Kamerasysteme können auch in Verbindung mit herkömmlichen Außenspiegeln die Sicht nach hinten verbessern. Das zeigt unter anderem der Prototyp eines BMW i3. Dem Innenspiegel kommt in diesem Fahrzeug eine erweiterte Bedeutung zu denn er überlagert die gewöhnliche Spiegelsicht mit den Aufnahmen einer Kamera im Antennenfuß auf dem Dach. Durch diese Mischung der Spiegel- und Kamerasicht erweitert sich das Blickfeld des Fahrers nach hinten erheblich. Gleichzeitig bleibt der Bezug zur Umgebung erhalten und es lässt sich einfacher abschätzen, wie weit andere Fahrzeuge noch entfernt sind oder wie schnell sie sich nähern.

„Spiegel sind verdammt gut“

„Bis zur Serieneinführung der Kamerasysteme wird es noch etwas dauern“, räumt BMW-Entwicklungs-Chef Elmar Frickenstein ein, „Spiegel sind verdammt gut und haben eine unendliche Brennweite, weshalb es keinerlei Verzerrungen gibt.“ So ist damit zu rechnen, dass die ersten spiegellosen Systeme im Hause BMW in rund drei Jahren Einzug ins Modellportfolio halten. Vielleicht kein Zufall, dass 2019 die Modellpflege für den gerade erst vorgestellten BMW 7er ansteht. „Zunächst dürfte eine Entwicklung wie ein Kameraspiegel wohl von oben nach unten in die Modellfamilie kommen“, räumt Frickenstein ein. Erprobungsträger mit Kameraspiegeln gibt es bei den internationalen Autoherstellern schon viele Jahre. Das Problem ist, dass das Ganze viel Rechenpower und viel Geld kostet“, räumt Elmar Frickenstein ein, „es bringt aus meiner Sicht nur etwas, wenn man die Kamerasysteme mit Fahrerassistenzsystemen vernetzt und dann einen Mehrwert für den Kunden generiert.

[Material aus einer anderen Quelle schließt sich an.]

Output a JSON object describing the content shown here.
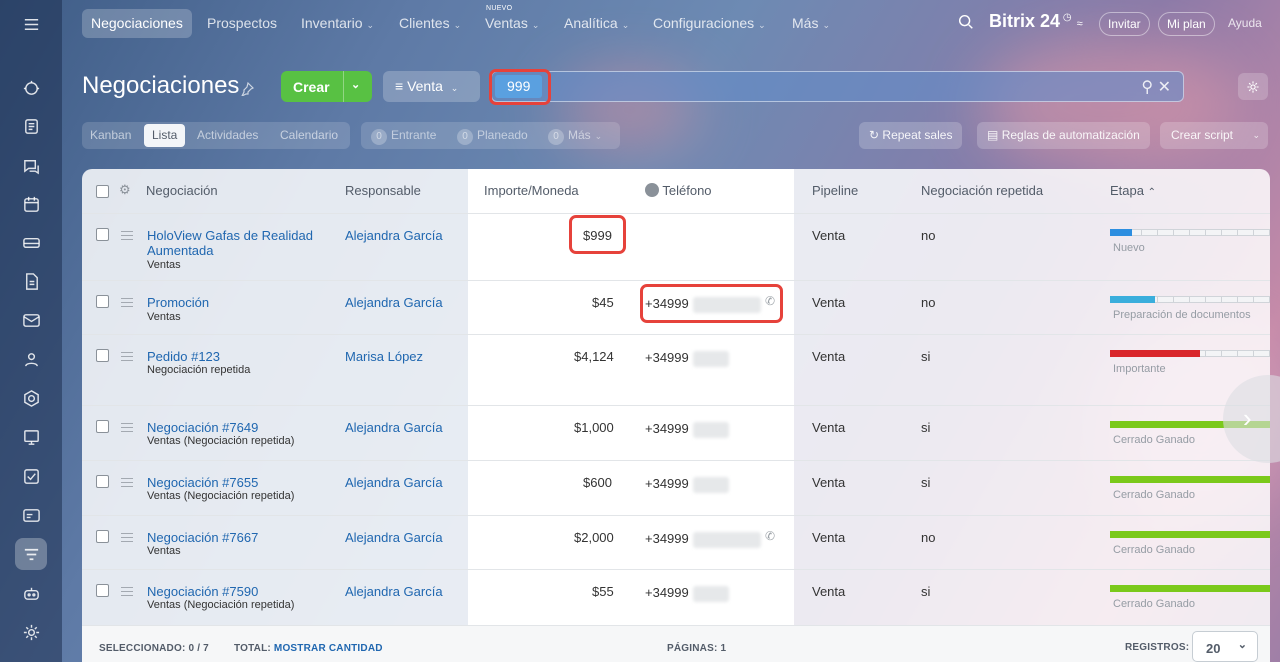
{
  "topnav": {
    "items": [
      {
        "label": "Negociaciones",
        "chevron": false
      },
      {
        "label": "Prospectos",
        "chevron": false
      },
      {
        "label": "Inventario",
        "chevron": true
      },
      {
        "label": "Clientes",
        "chevron": true
      },
      {
        "label": "Ventas",
        "chevron": true,
        "badge": "NUEVO"
      },
      {
        "label": "Analítica",
        "chevron": true
      },
      {
        "label": "Configuraciones",
        "chevron": true
      },
      {
        "label": "Más",
        "chevron": true
      }
    ],
    "brand": "Bitrix 24",
    "invite": "Invitar",
    "plan": "Mi plan",
    "help": "Ayuda"
  },
  "toolbar": {
    "title": "Negociaciones",
    "create_label": "Crear",
    "pipeline_label": "Venta",
    "search_value": "999"
  },
  "views": {
    "tabs": [
      "Kanban",
      "Lista",
      "Actividades",
      "Calendario"
    ],
    "active": "Lista",
    "counters": [
      {
        "num": "0",
        "label": "Entrante"
      },
      {
        "num": "0",
        "label": "Planeado"
      },
      {
        "num": "0",
        "label": "Más"
      }
    ],
    "repeat_sales": "Repeat sales",
    "automation": "Reglas de automatización",
    "create_script": "Crear script"
  },
  "table": {
    "headers": {
      "deal": "Negociación",
      "responsible": "Responsable",
      "amount": "Importe/Moneda",
      "phone": "Teléfono",
      "pipeline": "Pipeline",
      "repeat": "Negociación repetida",
      "stage": "Etapa"
    },
    "rows": [
      {
        "title": "HoloView Gafas de Realidad",
        "title2": "Aumentada",
        "sub": "Ventas",
        "responsible": "Alejandra García",
        "amount": "$999",
        "phone": "",
        "pipeline": "Venta",
        "repeat": "no",
        "stage": "Nuevo",
        "stage_color": "#2d8ee0",
        "stage_fill": 0.14
      },
      {
        "title": "Promoción",
        "title2": "",
        "sub": "Ventas",
        "responsible": "Alejandra García",
        "amount": "$45",
        "phone": "+34999",
        "pipeline": "Venta",
        "repeat": "no",
        "stage": "Preparación de documentos",
        "stage_color": "#3aaedc",
        "stage_fill": 0.28
      },
      {
        "title": "Pedido #123",
        "title2": "",
        "sub": "Negociación repetida",
        "responsible": "Marisa López",
        "amount": "$4,124",
        "phone": "+34999",
        "pipeline": "Venta",
        "repeat": "si",
        "stage": "Importante",
        "stage_color": "#d9262b",
        "stage_fill": 0.56
      },
      {
        "title": "Negociación #7649",
        "title2": "",
        "sub": "Ventas (Negociación repetida)",
        "responsible": "Alejandra García",
        "amount": "$1,000",
        "phone": "+34999",
        "pipeline": "Venta",
        "repeat": "si",
        "stage": "Cerrado Ganado",
        "stage_color": "#7bc91b",
        "stage_fill": 1
      },
      {
        "title": "Negociación #7655",
        "title2": "",
        "sub": "Ventas (Negociación repetida)",
        "responsible": "Alejandra García",
        "amount": "$600",
        "phone": "+34999",
        "pipeline": "Venta",
        "repeat": "si",
        "stage": "Cerrado Ganado",
        "stage_color": "#7bc91b",
        "stage_fill": 1
      },
      {
        "title": "Negociación #7667",
        "title2": "",
        "sub": "Ventas",
        "responsible": "Alejandra García",
        "amount": "$2,000",
        "phone": "+34999",
        "pipeline": "Venta",
        "repeat": "no",
        "stage": "Cerrado Ganado",
        "stage_color": "#7bc91b",
        "stage_fill": 1
      },
      {
        "title": "Negociación #7590",
        "title2": "",
        "sub": "Ventas (Negociación repetida)",
        "responsible": "Alejandra García",
        "amount": "$55",
        "phone": "+34999",
        "pipeline": "Venta",
        "repeat": "si",
        "stage": "Cerrado Ganado",
        "stage_color": "#7bc91b",
        "stage_fill": 1
      }
    ]
  },
  "footer": {
    "selected_label": "SELECCIONADO:",
    "selected_value": "0 / 7",
    "total_label": "TOTAL:",
    "total_link": "MOSTRAR CANTIDAD",
    "pages": "PÁGINAS: 1",
    "records_label": "REGISTROS:",
    "records_value": "20"
  }
}
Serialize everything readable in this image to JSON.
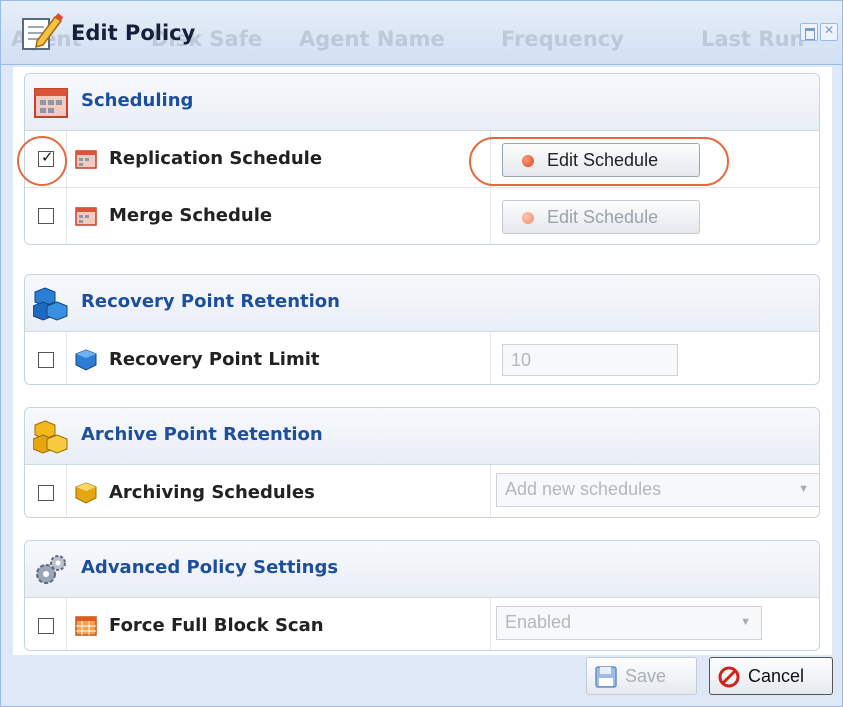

Der tote Winkel ist dann Vergangenheit.“ Haben Kameras erst einmal die Aufgabe der Spiegel übernommen, wünschen sich die meisten Fahrer Zusatzinformationen, Anzeigen und Perspektiven, wie durch die Rundum-Kamerasysteme, die zuletzt Einzug in Autos aller Klasse hielten.

General Motors ist mit dem Einsatz von Kamerasystemen schon weiter. Während BMW die spiegellosen Systemen gerade erst in den Bereich der Serienentwicklung überführt hat, ist das neue Elektroauto Chevrolet Bolt [1] ab Ende des Jahres bereits mit einem Display statt des üblichen Innenspiegels ausgestattet. Optional verschwindet der der übliche Innenspiegel und wird von einem Display ersetzt, das das Bild einer Weitwinkelkamera ins Cockpit überträgt.

Keine Fondkopfstützen und breite C-Säulen im Bild

Doch General Motors bringt den Hightech-Rückspiegel nicht nur bei seinem Elektromobil. Der Kameramonitor ist ab diesem Frühjahr zudem in der Luxuslimousine Cadillac CT6 und dem Crossover XT5 verfügbar. Das Kamerabild ist rund viermal so groß wie das des normalen Rückspiegels; die Sicht nach hinten vergrößert sich nach Angaben von Cadillac rund um das Dreifache. Erst einmal im Auto Platz genommen, haben Fondkopfstützen und breite C-Säulen ihren Schrecken verloren. Wenn man sich an das Kamerabild mit seiner Auflösung von 1280 x 240 Pixel gewöhnt hat, spürt man schnell die deutlich bessere Sicht nach hinten. So ganz neu sind Kameras, die die Aufgabe von Außenspiegeln erledigen, übrigens auch bei Volkswagen nicht. Die Öko-Zigarre des VW XL1 ist seit seiner Vorstellung im Frühjahr 2013 ebenfalls mit kleinen Kameras unterwegs, die statt Außenspiegeln nach hinten blicken. Bei diesem Kleinserienmodell wird es wohl nicht bleiben.